L’amore dev’essere sfrenato perché risulti credibile: “Dio, infatti, ha tanto amato il mondo“. Quell’avverbio d’alta quantità – tanto – è un’avvisaglia per il pipistrello: “Chiunque infatti fa il male, odia la luce, non viene alla luce perché le sue opere non vengano riprovate“. Comunque appaia, non è nella natura del Cristo amare a metà la sua gente: i suoi affetti, l’amor suo che muove il sole e le placide stelle, è sempre, solo in maniera eccessiva. Tanto! Tant’è che, Vangelo alla mano, l’esagerazione si addice in amore. Tutta l’arte, anche quella d’amare, nasce sempre dall’eccesso: grandi terrori, grandi abbandoni, grandi instabilità. Eccessi che all’arte riesce ogni volta di riequilibrare.

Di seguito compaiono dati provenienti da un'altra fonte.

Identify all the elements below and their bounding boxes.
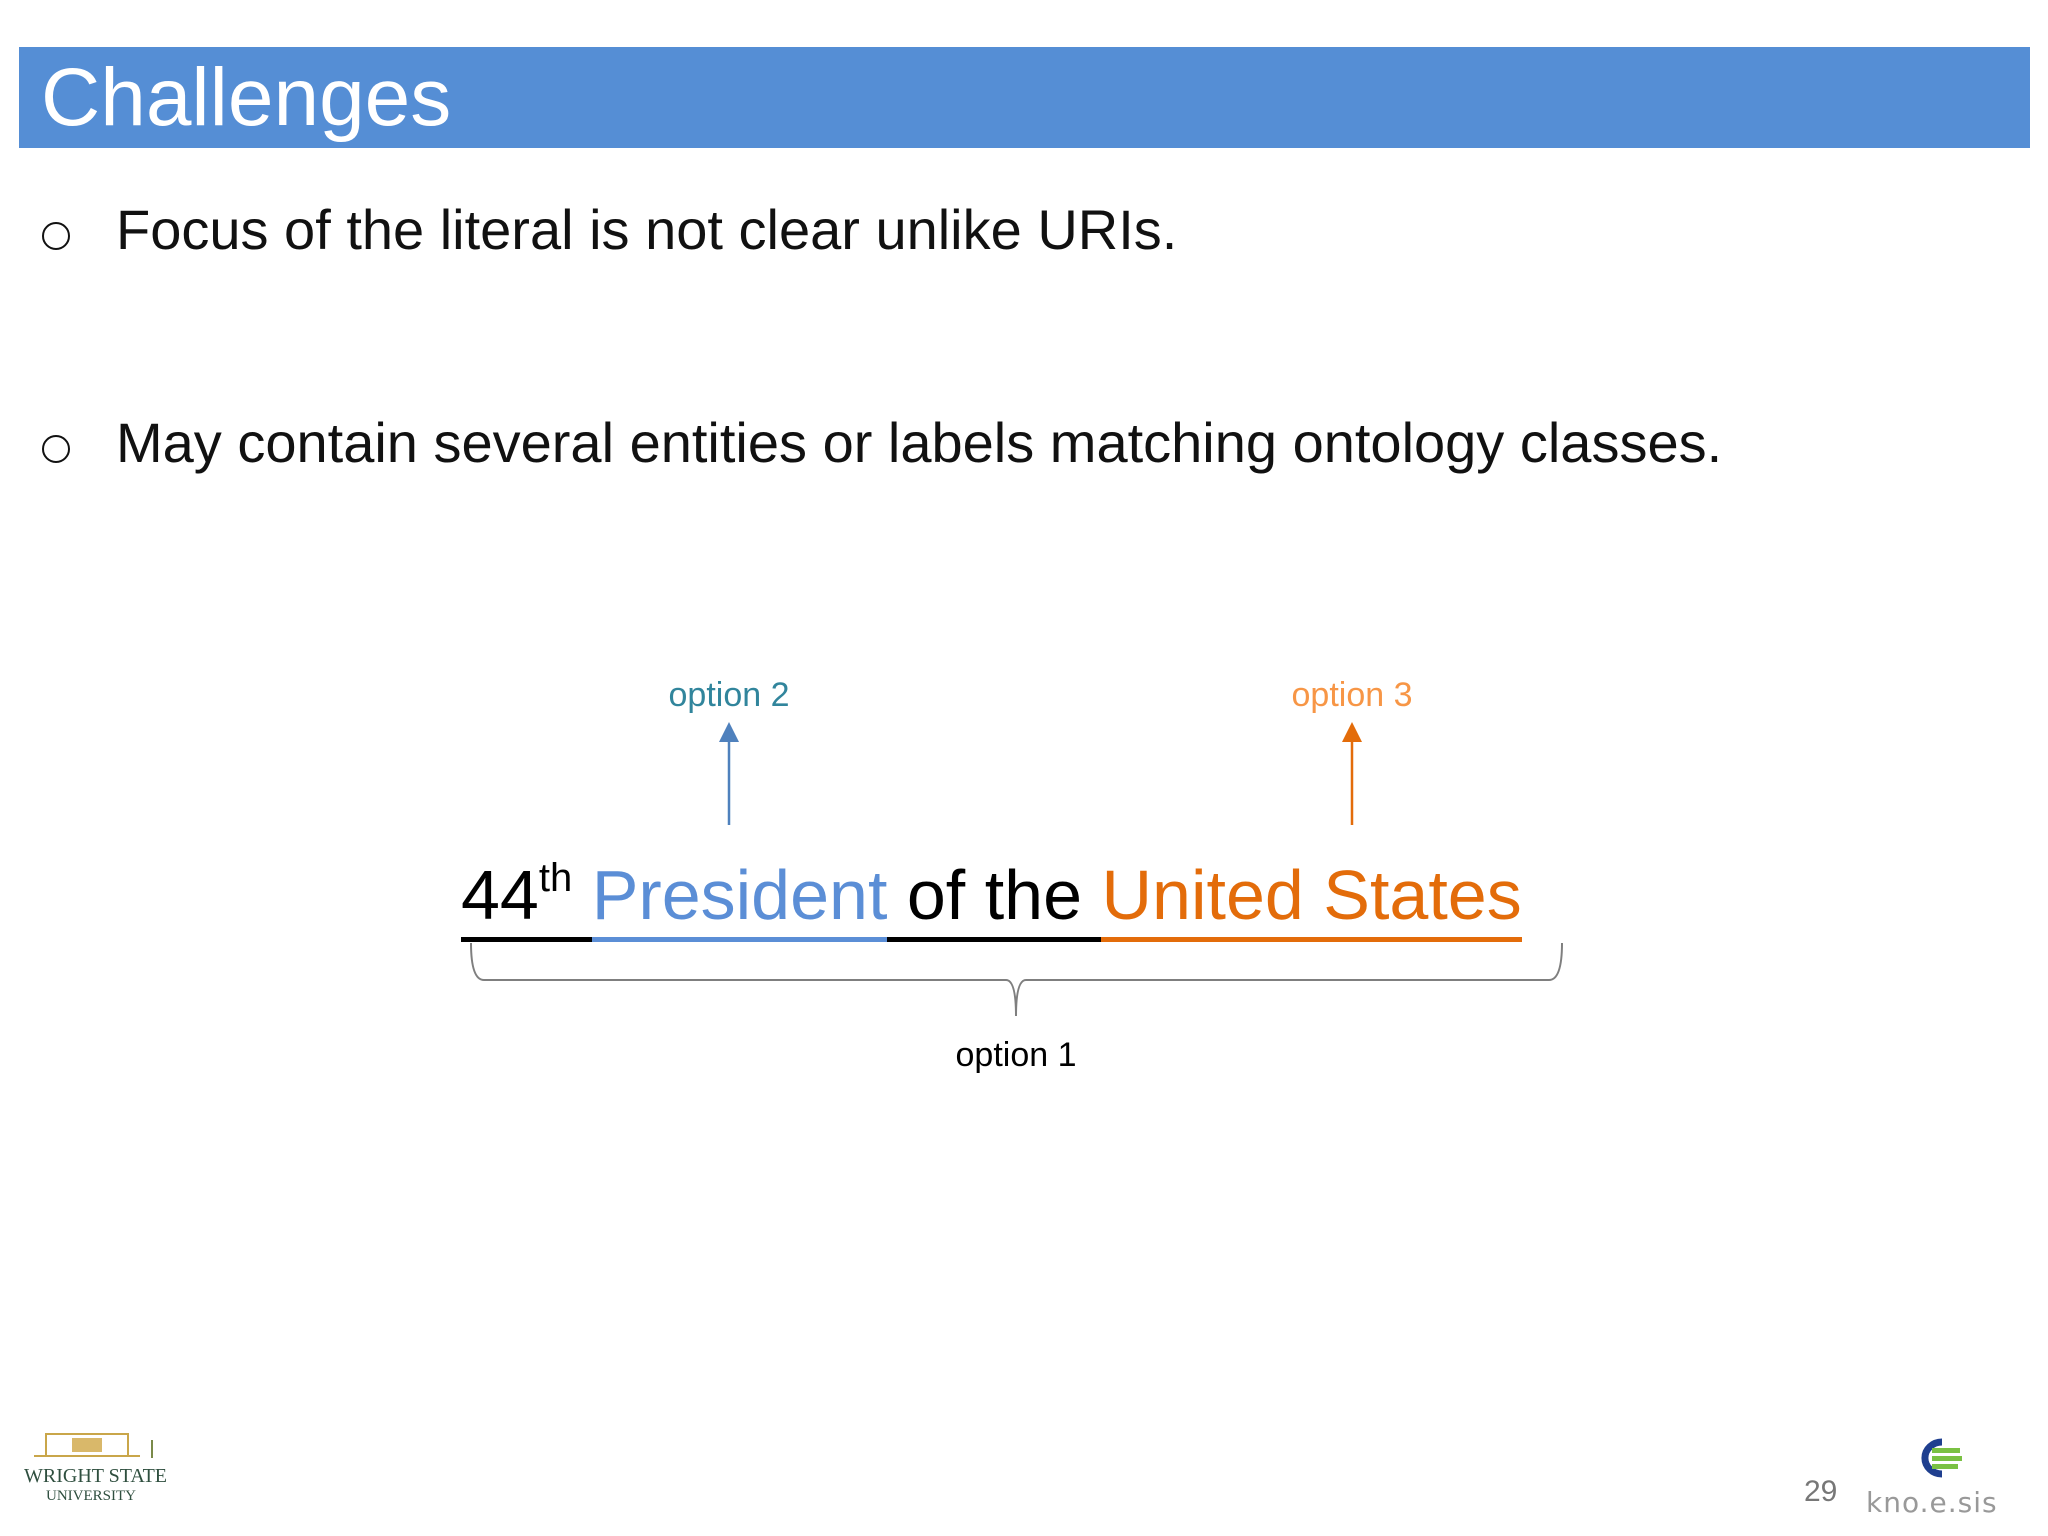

Satàn, che è storpio e pure gobbo in fatto di cuore, sostiene che sia “una regola delle buone maniere quella di evitare le esagerazioni”. Cristo, al contrario, dissente. Sapendo, però, che è necessario un certo stile nel praticare l’arte dell’esagerazione, per non apparir e strafottenti, pure mezzi truffatori. “La verità va esagerata perché risulti credibile” ammaestrò i suoi discepoli: “(Tanto amato) da dare il suo Figlio unigenito perché chiunque crede in lui non vada perduto“. In croce segnò, fiato sul collo e chiodi tra le mani, la misura dell’amore. Esagerò. Cristo esagerato, ora pro nobis.
Prima, però, illuminò il mondo a modo suo. A Betlemme “nel fetore delle tenebre, scendiamo l’inferno, senza orrore” scriverebbe il maledetto Baudelaire. Vedendo tutto buio, Cristo accese la luce, pensando di accendere i cuori: “La luce è venuta nel mondo“. La luce, all’inizio, fu la prima creazione di Dio: E luce fu! È stata anche la prima apparizione di Cristo, quando mise piede nella nostra casa. In casa, appunto: la prima qualità di una casa, anche la più importante, è la luce: “Quanta luce fa entrare?”.
Lo stesso vale anche con le persone. Somigliano alle vetrate di casa mia, quella che mamma rende così splendenti da far sì che gli uccelli s’ammazzino addosso, non vedendole: quando c’è il sole scintillano e brillano, ma quando scende l’oscurità dimostrano la loro bellezza solo se dentro c’è una luce accesa. L’assicura Cristo, lo seguono a ruota i poeti: “Il vero amore è come una finestra illuminata in una notte buia – è di Giuseppe Ungaretti –. Il vero amore è una quiete accesa”.
Il fatto, però, sorprese anche un inguaribile ottimista come Cristo: si accorse, lo confidò a Nicodemo, che “gli uomini hanno amato più le tenebre che la luce, perché le loro opere erano malvagie“. Cioè, in parole povere, hanno rifiutato chi era venuto ad accendere la luce perché, dentro casa, avevano affari loschi da nascondere nell’oscurità. Da allora, vedere la luce è provare spavento di ciò che andrà ad illuminare. È la legge del pipistrelli: chi arranca da sempre nelle tenebre della propria cattiveria, diventa intollerante alla luce altrui. E, cosa assai curiosa, cercherà inutilmente di spegnerla. Inutilmente: resterà per sempre allergico alla luce maiuscola. A Dio.
Che, però, mai obbligherà alla luce. Il sole illumina la notte più buia, ma a convertirla in luce non ci pensa mai: “Dio ha messo nel mondo abbastanza luce per chi vuol credere, ma ha anche lasciato abbastanza ombre per chi non vuol credere” scrive quel mezzo santo di Pascal. Non-solo-ombra, comunque: “Chi fa la verità viene verso la luce, perché appaia chiaramente che le sue opere sono state fatte in Dio” (cfr Gv 3,14-21). Da allora, tutto come allora: luce contro tenebre, il bene a pugni col male, vizio sfida virtù. Le tenebre che, gobbe, tenteranno sempre di spegnere la luce; e la luce che, dritta, cercherà sempre di scacciar le tenebre. Cristo, elettricista senza paga, non teme l’ombra, ottimista com’è: “Significa che lì vicino, da qualche parte, c’è una luce che illumina” conforta Nicodemo.
Non è poco vedere una crepa nel muro: è da lì che entra la luce. Che, a seconda della materia da illuminare, potrà esser gentile, defunta, nebbiosa, chiara, sensuale, irriverente, velenosa, lusinghiera. Essere chiari è distribuire equamente luce e ombra. Circa il resto, chi non riesce a fare luce è pregato di non fare ombra.